I wanted to install Gnome as well, but there are two packages blocking each other, namely avahi and mdnsresponder, one is default for Gnome, another for KDE, they both do the same and cannot live together on the same system. Strange, a year ago, when I assembled a Gentoo system with KDE and Gnome, there was no such problem. Anyway, there is a topic at the forum suggesting some solutions, but I'll try them later, no need to hurry with Gnome currently.

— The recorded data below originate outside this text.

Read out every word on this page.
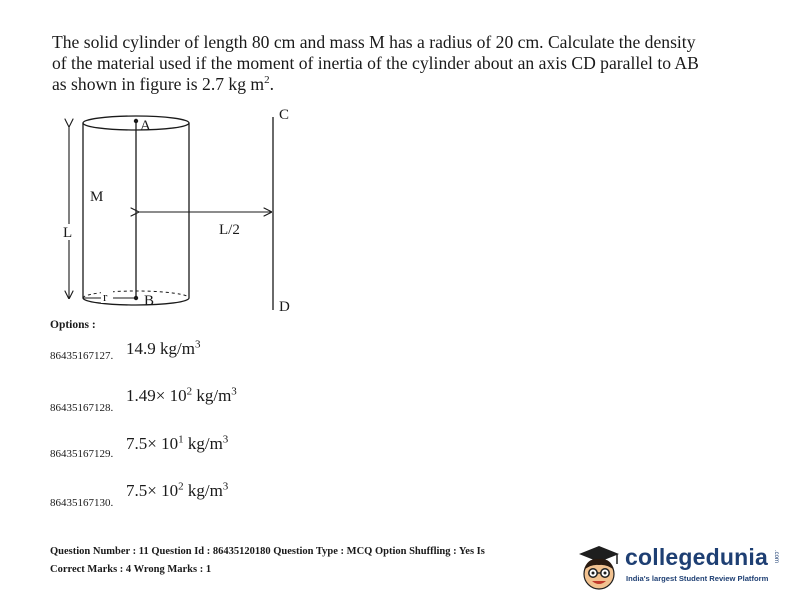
The solid cylinder of length 80 cm and mass M has a radius of 20 cm. Calculate the density
of the material used if the moment of inertia of the cylinder about an axis CD parallel to AB
as shown in figure is 2.7 kg $m^2$.
L
A
B
C
D
M
L/2
r
Options :
86435167127. 14.9 $kg/m^3$
86435167128.
$1.49\times 10^2$ $kg/m^3$
86435167129.
$7.5\times 10^1$ $kg/m^3$
86435167130.
$7.5\times 10^2$ $kg/m^3$
Question Number : 11 Question Id : 86435120180 Question Type : MCQ Option Shuffling : Yes Is
Correct Marks : 4 Wrong Marks : 1	collegedunia .com
India's largest Student Review Platform
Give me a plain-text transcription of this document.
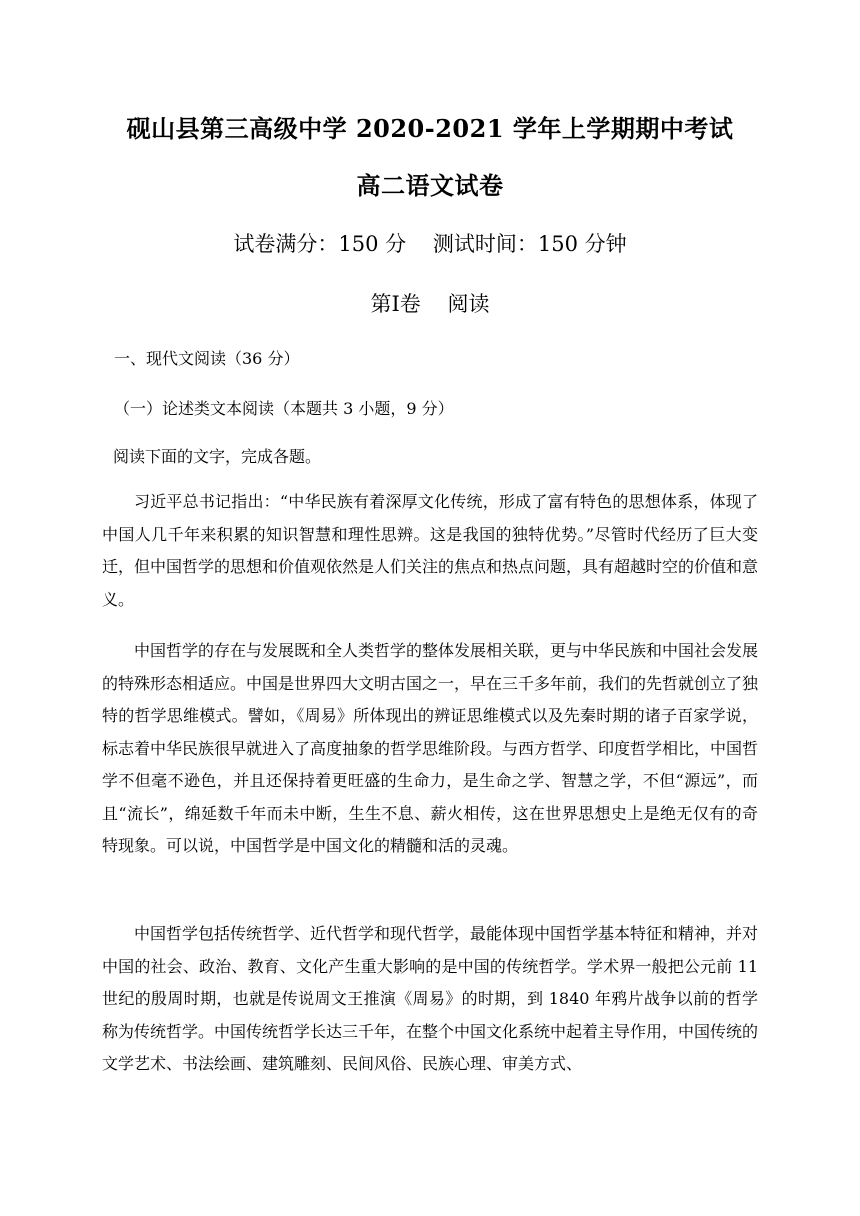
砚山县第三高级中学 2020-2021 学年上学期期中考试
高二语文试卷
试卷满分：150 分    测试时间：150 分钟
第Ⅰ卷    阅读
一、现代文阅读（36 分）
（一）论述类文本阅读（本题共 3 小题，9 分）
阅读下面的文字，完成各题。
习近平总书记指出：“中华民族有着深厚文化传统，形成了富有特色的思想体系，体现了中国人几千年来积累的知识智慧和理性思辨。这是我国的独特优势。”尽管时代经历了巨大变迁，但中国哲学的思想和价值观依然是人们关注的焦点和热点问题，具有超越时空的价值和意义。
中国哲学的存在与发展既和全人类哲学的整体发展相关联，更与中华民族和中国社会发展的特殊形态相适应。中国是世界四大文明古国之一，早在三千多年前，我们的先哲就创立了独特的哲学思维模式。譬如，《周易》所体现出的辨证思维模式以及先秦时期的诸子百家学说，标志着中华民族很早就进入了高度抽象的哲学思维阶段。与西方哲学、印度哲学相比，中国哲学不但毫不逊色，并且还保持着更旺盛的生命力，是生命之学、智慧之学，不但“源远”，而且“流长”，绵延数千年而未中断，生生不息、薪火相传，这在世界思想史上是绝无仅有的奇特现象。可以说，中国哲学是中国文化的精髓和活的灵魂。
中国哲学包括传统哲学、近代哲学和现代哲学，最能体现中国哲学基本特征和精神，并对中国的社会、政治、教育、文化产生重大影响的是中国的传统哲学。学术界一般把公元前 11 世纪的殷周时期，也就是传说周文王推演《周易》的时期，到 1840 年鸦片战争以前的哲学称为传统哲学。中国传统哲学长达三千年，在整个中国文化系统中起着主导作用，中国传统的文学艺术、书法绘画、建筑雕刻、民间风俗、民族心理、审美方式、
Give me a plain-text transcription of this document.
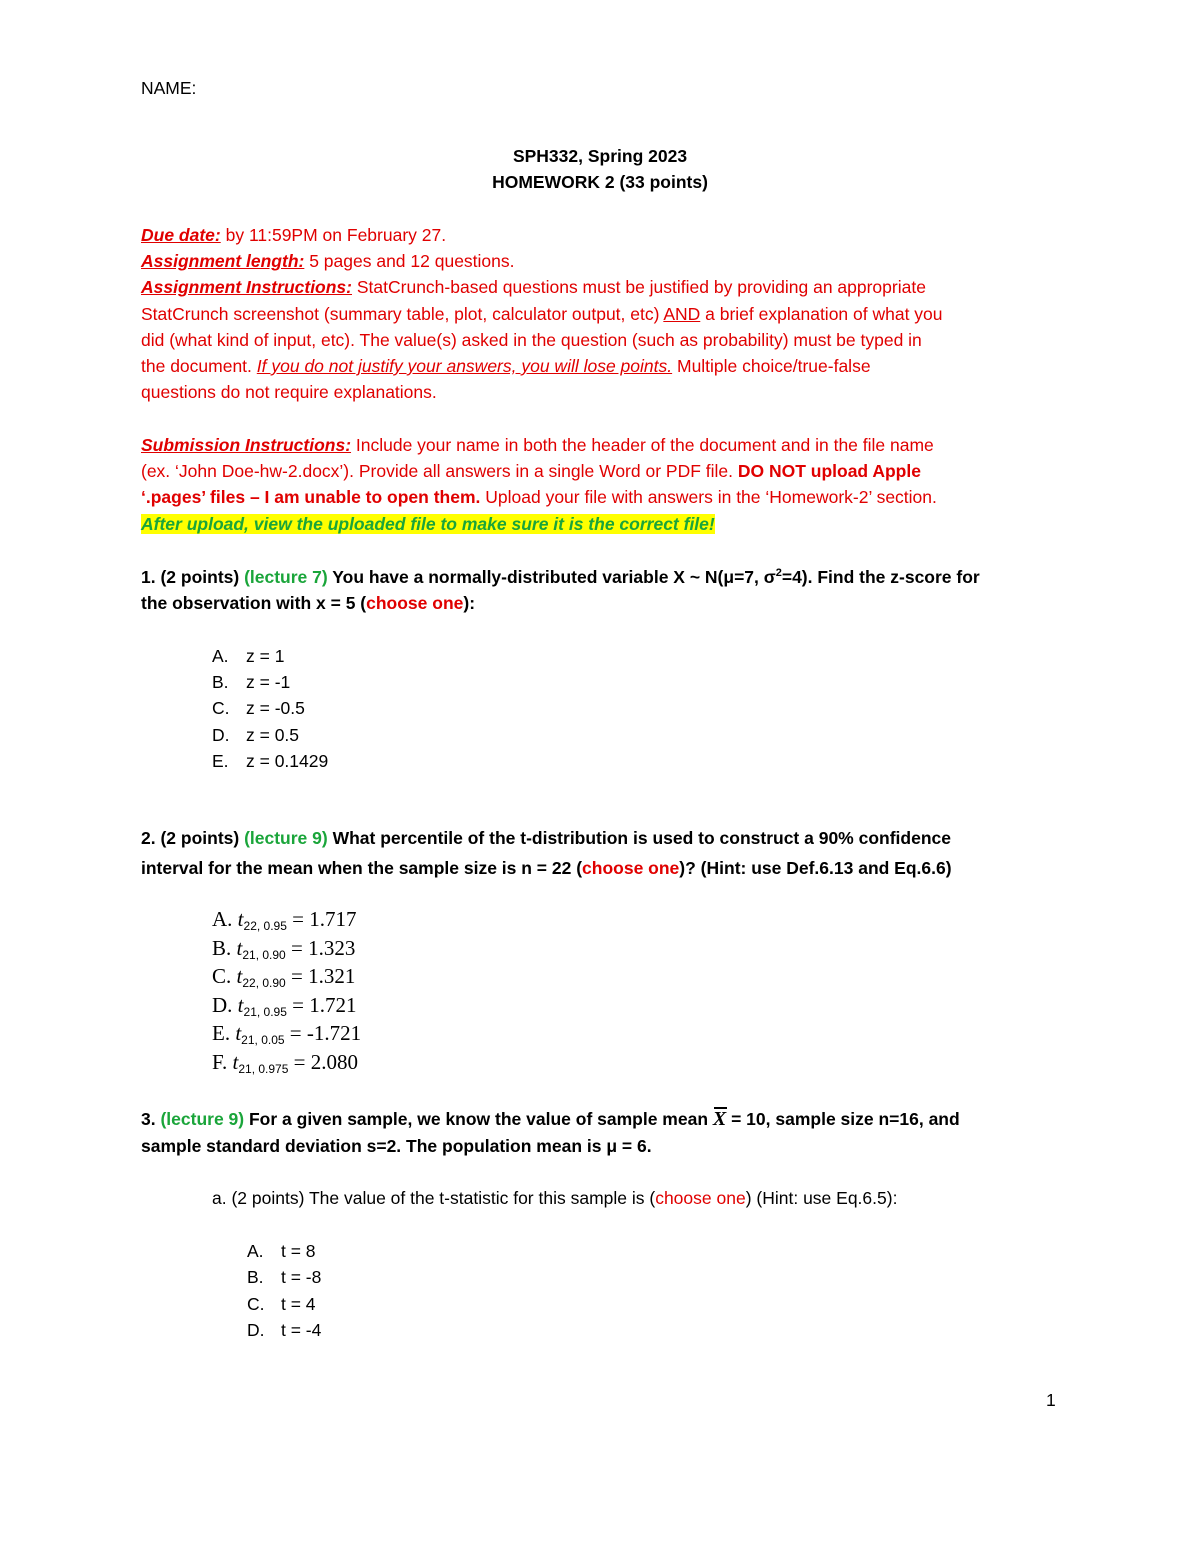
NAME:
SPH332, Spring 2023
HOMEWORK 2 (33 points)
Due date: by 11:59PM on February 27.
Assignment length: 5 pages and 12 questions.
Assignment Instructions: StatCrunch-based questions must be justified by providing an appropriate
StatCrunch screenshot (summary table, plot, calculator output, etc) AND a brief explanation of what you
did (what kind of input, etc). The value(s) asked in the question (such as probability) must be typed in
the document. If you do not justify your answers, you will lose points. Multiple choice/true-false
questions do not require explanations.
Submission Instructions: Include your name in both the header of the document and in the file name
(ex. ‘John Doe-hw-2.docx’). Provide all answers in a single Word or PDF file. DO NOT upload Apple
‘.pages’ files – I am unable to open them. Upload your file with answers in the ‘Homework-2’ section.
After upload, view the uploaded file to make sure it is the correct file!
1. (2 points) (lecture 7) You have a normally-distributed variable X ~ N(μ=7, $\sigma^2=4$). Find the z-score for
the observation with x = 5 (choose one):
A. z = 1
B. z = -1
C. z = -0.5
D. z = 0.5
E. z = 0.1429
2. (2 points) (lecture 9) What percentile of the t-distribution is used to construct a 90% confidence
interval for the mean when the sample size is n = 22 (choose one)? (Hint: use Def.6.13 and Eq.6.6)
A. $t_{22, 0.95} = 1.717$
B. $t_{21, 0.90} = 1.323$
C. $t_{22, 0.90} = 1.321$
D. $t_{21, 0.95} = 1.721$
E. $t_{21, 0.05} = -1.721$
F. $t_{21, 0.975} = 2.080$
3. (lecture 9) For a given sample, we know the value of sample mean X = 10, sample size n=16, and
sample standard deviation s=2. The population mean is μ = 6.
a. (2 points) The value of the t-statistic for this sample is (choose one) (Hint: use Eq.6.5):
A. t = 8
B. t = -8
C. t = 4
D. t = -4
1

My m/b (ASUS M3N78-VM) requires the kernel 2.6.25 or newer, even the latest Gentoo livecd didn't boot on my system. I used the SystemRescueCd on USB to boot it. Important thing was to load it with 64-bit kernel (in 32-bit we cannot be chroot'ed into 64-bit stage-3 gentoo image). Then everything was according to the Gentoo Handbook. As I wanted everything optimized for my CPU (quad-core Phenom), it was neccessary to update a toolchain. GCC at the Gentoo stable branch cannot compile with -march=amdfam10 flag, so I switched competely to the testing branch. I updated toolchain, then built the latest kernel (2.6.28-r1) and some must-have terminal applications - everything went smoothly.
And yes, the m/b works in AHCI-mode, max of 6 SATA-devices are accessible. This I couldn't get under Windows.
Nemerle is waiting, but it have to wait more, while I'm learning Scheme. I have a plan to solve some problems from Project Euler, first with brute-force (however, it is not always possible), then using smarter ways, and post some solutions here under the tags "projecteuler" and "scheme".
Another thing, I am setting up currently a Gentoo Linux system on my workstation, so, some postings about this will come under the tag "gentoo". One of the reasons to install it is an unexpected difficulty with SATA-drives under Windows. The motherboard (Asus M3N78-VM) supports SATA-devices in three modes: SATA (only three accessible), RAID and AHCI. The latest is preferable for me, as I need more than three drives.
It was understandable when WinXP 64-bits (I didn't try any 32-bits systems, as I need more than 4 Gb of RAM) refused to work in AHCI-mode despite all my tricks with this and that, particlularly, manufacturer's drivers embedding with the nLite tool. But when Vista x64 with proper drivers could not load after switching m/b into AHCI, I decided that it's time to try Linux again. I prefer Gentoo, one of the most hardcore distributions available.